Hope Rogers
- Born: January 7, 1993 (age 33)
- Height: 5 ft 6 in (168 cm)
- Weight: 195 lb (88 kg)
- School: Chambersburg Area Senior High School
- University: Pennsylvania State University

Rugby union career
- Position: Prop

Senior career
- Years: Team / Apps / (Points)
- Life West
- 2022–: Exeter Chiefs Women / 13 / (60)

International career
- Years: Team / Apps / (Points)
- 2013–: United States / 59 / (125)

National sevens team
- Years: Team /  / Comps
- 2017–: United States

= Hope Rogers =

American rugby union player

Hope Rogers (born January 7, 1993) is an American rugby union player who plays for Exeter Chiefs in the Allianz Premier 15s. She has competed for the Eagles in four consecutive Rugby World Cup's, at the 2014, 2017, 2021 and 2025 tournaments.

== Early career ==
Rogers began playing rugby as a sophomore in 2009 at Chambersburg Area Senior High School. In her first year of rugby she made the Mid-Atlantic All Star-Team that went to the U19 National All-Star Championship tournament. She led them to a championship title the next year as captain. In 2011 she received the Kevin Higgins College Scholarships.
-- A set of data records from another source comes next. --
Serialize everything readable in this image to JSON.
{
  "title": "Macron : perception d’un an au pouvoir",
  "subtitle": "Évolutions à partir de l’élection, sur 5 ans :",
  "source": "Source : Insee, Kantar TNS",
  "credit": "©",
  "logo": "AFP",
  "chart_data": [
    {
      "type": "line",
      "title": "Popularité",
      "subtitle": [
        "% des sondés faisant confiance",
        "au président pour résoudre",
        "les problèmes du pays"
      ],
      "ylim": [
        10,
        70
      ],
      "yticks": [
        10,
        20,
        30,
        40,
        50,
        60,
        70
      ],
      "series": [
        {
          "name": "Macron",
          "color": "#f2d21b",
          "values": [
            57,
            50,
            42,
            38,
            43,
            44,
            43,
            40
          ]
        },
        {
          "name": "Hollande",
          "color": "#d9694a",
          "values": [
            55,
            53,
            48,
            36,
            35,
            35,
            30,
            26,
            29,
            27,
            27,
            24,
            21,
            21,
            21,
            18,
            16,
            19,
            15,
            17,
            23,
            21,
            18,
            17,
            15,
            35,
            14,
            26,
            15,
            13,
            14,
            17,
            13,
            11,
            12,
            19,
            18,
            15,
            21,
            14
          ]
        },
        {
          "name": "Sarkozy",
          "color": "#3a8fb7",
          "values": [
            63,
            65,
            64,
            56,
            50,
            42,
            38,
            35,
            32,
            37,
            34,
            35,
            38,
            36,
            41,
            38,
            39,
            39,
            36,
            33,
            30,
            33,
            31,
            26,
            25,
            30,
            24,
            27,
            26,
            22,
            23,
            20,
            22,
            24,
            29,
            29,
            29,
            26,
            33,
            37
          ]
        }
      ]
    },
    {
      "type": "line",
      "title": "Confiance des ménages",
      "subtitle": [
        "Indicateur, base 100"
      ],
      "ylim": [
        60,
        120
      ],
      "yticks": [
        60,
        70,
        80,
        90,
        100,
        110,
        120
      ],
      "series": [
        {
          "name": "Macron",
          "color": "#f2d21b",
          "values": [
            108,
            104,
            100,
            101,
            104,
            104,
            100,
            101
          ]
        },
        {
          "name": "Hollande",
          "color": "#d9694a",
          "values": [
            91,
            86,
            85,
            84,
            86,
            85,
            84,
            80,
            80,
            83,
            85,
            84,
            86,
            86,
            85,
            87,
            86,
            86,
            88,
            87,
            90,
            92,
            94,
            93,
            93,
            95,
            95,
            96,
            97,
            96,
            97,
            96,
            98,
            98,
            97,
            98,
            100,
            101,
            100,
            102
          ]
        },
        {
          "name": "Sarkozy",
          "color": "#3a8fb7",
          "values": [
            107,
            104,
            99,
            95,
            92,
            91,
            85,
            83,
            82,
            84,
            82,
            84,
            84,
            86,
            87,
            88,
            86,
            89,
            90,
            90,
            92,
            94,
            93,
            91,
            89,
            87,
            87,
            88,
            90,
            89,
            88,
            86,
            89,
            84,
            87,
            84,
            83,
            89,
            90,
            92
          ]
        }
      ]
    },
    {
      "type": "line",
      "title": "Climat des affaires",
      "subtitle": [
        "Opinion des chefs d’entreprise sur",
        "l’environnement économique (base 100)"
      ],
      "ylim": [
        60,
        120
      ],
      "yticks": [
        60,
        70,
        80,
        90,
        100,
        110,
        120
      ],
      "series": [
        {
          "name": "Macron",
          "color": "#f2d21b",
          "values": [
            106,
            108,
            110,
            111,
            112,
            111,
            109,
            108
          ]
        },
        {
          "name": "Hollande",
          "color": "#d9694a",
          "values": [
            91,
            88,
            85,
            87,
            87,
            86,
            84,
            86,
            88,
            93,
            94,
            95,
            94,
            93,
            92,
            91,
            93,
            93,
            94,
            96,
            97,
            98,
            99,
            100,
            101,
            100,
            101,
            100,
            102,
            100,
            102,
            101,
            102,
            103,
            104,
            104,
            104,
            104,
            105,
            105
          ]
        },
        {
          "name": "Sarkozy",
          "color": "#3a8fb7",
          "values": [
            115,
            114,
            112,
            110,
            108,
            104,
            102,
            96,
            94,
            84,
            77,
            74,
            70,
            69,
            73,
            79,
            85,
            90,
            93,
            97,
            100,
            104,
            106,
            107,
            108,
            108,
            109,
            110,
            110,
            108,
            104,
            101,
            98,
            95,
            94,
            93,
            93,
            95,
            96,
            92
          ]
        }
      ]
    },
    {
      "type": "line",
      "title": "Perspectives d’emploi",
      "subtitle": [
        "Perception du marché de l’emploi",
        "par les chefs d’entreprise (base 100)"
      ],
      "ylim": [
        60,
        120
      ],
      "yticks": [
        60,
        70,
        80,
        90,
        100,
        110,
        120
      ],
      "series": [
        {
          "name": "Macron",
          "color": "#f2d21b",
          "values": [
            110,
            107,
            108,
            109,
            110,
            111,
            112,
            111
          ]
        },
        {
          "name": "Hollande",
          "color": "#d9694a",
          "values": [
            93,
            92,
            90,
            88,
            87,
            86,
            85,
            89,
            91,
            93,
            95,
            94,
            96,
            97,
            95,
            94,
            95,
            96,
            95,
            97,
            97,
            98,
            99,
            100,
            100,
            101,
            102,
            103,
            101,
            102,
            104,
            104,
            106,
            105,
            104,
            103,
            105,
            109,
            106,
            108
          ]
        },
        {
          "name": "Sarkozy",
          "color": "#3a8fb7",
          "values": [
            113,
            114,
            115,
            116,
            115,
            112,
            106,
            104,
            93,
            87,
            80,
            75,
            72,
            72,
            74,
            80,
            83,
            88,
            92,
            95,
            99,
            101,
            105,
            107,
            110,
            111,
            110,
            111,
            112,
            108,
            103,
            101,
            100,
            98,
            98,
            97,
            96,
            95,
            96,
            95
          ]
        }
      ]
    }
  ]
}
== International career ==
Rogers debuted for the against France in June 2013. She was selected for the squad to the 2017 Women's Rugby World Cup in Ireland. She made her rugby sevens debut at the 2017 Sydney Women's Sevens.

Rogers signed for Exeter Chiefs in January 2022. She started the 2021-22 Premier 15s final, finishing as runners up to Saracens Women. Rodgers was named in the 2021-22 Premier 15s team of the year.

Rogers was named in the Eagles squad for the 2022 Pacific Four Series in New Zealand. She was also named in the United States squad for the 2021 Rugby World Cup.

In 2023, She was named in the Eagles traveling squad for their test against Spain, and for the 2023 Pacific Four Series. She scored two tries in her sides hard-fought victory over Spain.

In 2025, she played in a test against Japan in Los Angeles on April 26, the Eagles lost the closely contested game 33–39. It was her 51st appearance which tied her with former US international, Jamie Burke, for the most test caps by a Women's Eagle. On May 17, she scored a hat-trick against Australia in round two of the 2025 Pacific Four Series in her 53rd appearance for the Eagles.

On July 17, she was named in the Eagles squad for the 2025 Women's Rugby World Cup. She scored twice for her side in their final World Cup game against Samoa.